On Thu, May 14, 2009 at 11:05 AM, Takashi Iwai tiwai@suse.de wrote:
At Thu, 14 May 2009 10:25:22 -0400, Jon Smirl wrote:
On Thu, May 14, 2009 at 6:39 AM, Takashi Iwai tiwai@suse.de wrote:
At Mon, 11 May 2009 14:00:59 -0400, Jon Smirl wrote:
On Mon, May 11, 2009 at 1:37 PM, Jaroslav Kysela perex@perex.cz wrote:
On Mon, 11 May 2009, Jon Smirl wrote:
Checking for over/under run in software is not reliable since the DMA hardware runs asynchronously with the CPU. There will always be variable latencies between when the CPU detects the condition and when it can control the DMA hardware. The only reliable way to do this is to program the DMA hardware to do itself. AFAIK all DMA modern hardware can be programed to do this if the right information is made available. Programming the DMA hardware to do this is a 100% reliable solution and not subject to random latency problems.
I comment playback for simplicity.
The key point is when you fill DMA engine. Nothing forces you to queue whole ring buffer in the scatter-gather list. You may queue just one period and then next one (including partial). The available samples can be determined using snd_pcm_playback_hw_avail() function at any time. If you have large
I didn't know about this function. I can use it to replace the direct manipulation of appl_ptr.
Well, this computes a value between appl_ptr and hw_ptr. That is, it relies on the current hw_ptr value. Just to make sure...
FIFO and you receive interrupt before FIFO goes empty, you can fill partial period. The elapsed notifier does not require any change.
The underruns should be avoided as first step, because it's really unwanted system behaviour. All methods to fix underruns fails in some respects.
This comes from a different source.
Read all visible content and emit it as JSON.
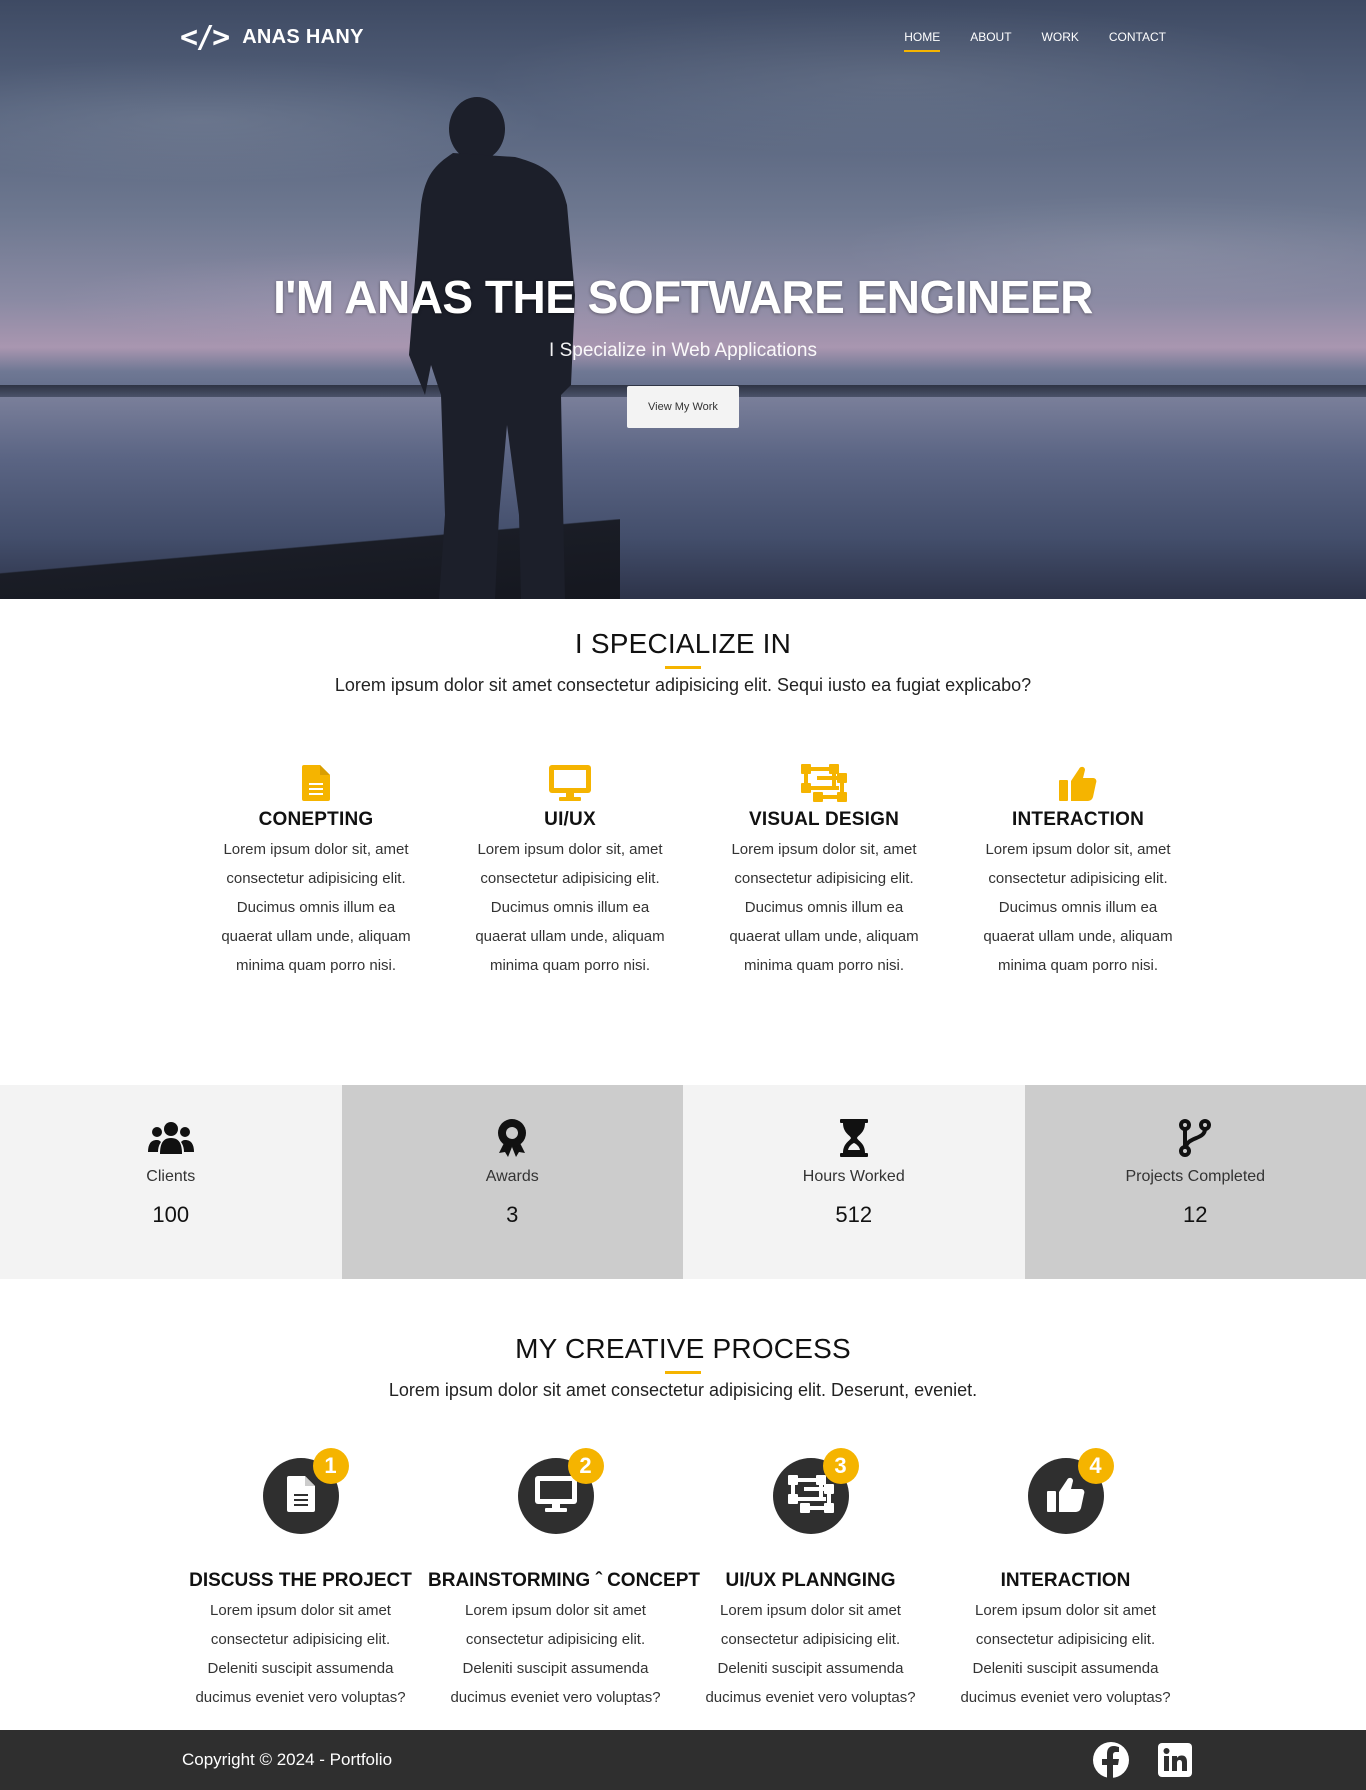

Also note that we have also mode when appl_ptr is not updated at all (when stop_threshold == boundary).
How does this mode work? Could it be hidden inside snd_pcm_playback_hw_avail() such that low level drivers don't have to worry about it?
Hm, no, in this case, it won't work properly. *_avail() simply tells you a bogus value, even a negative one.
Basically this is a free-wheeling mode, e.g. used by dmix. In this mode, you simply ignore appl_ptr but assume that period_size samples are available at each period update. So, this would be a different implementation.
Free-wheeling mode is basically unreliable. Wouldn't it be better to start phasing dmix out in favor of pulseaudio?
That's not what developers can decide.
Sure you can. Add a deprecation notification to dmix right now that says dmix is going to be phased out in the future. Print it in the log once at dmix startup time. Write a blurb for LKML/LWN.net that says dmix is being phased out in favor of pulse. You want to do this to stop new people from starting to use dmix. Work with distributions to start removing it when they feel pulse is ready. After the major distributions convert remove dmix from the standard alsa build packaging. Anything can be removed by giving sufficient notice and providing a clear migration path.
Until you make the announcement that dmix is not the way of the future, there is no incentive for anyone to migrate.
Why is OSS still in the kernel?
Why? It is designed so :)
Leaving old code in the kernel with no one maintaining it is worse than removing it. Old code will slowly suffer from bit rot as the kernel evolves. Unsuspecting people will try and use it and it will fail in random ways. It is better to make a one year notification and then remove it.
Don't forget that removing OSS from the kernel only effects people going forward. People using OSS on an ancient 2.4 kernels will still have it. You want to stop creating new OSS users.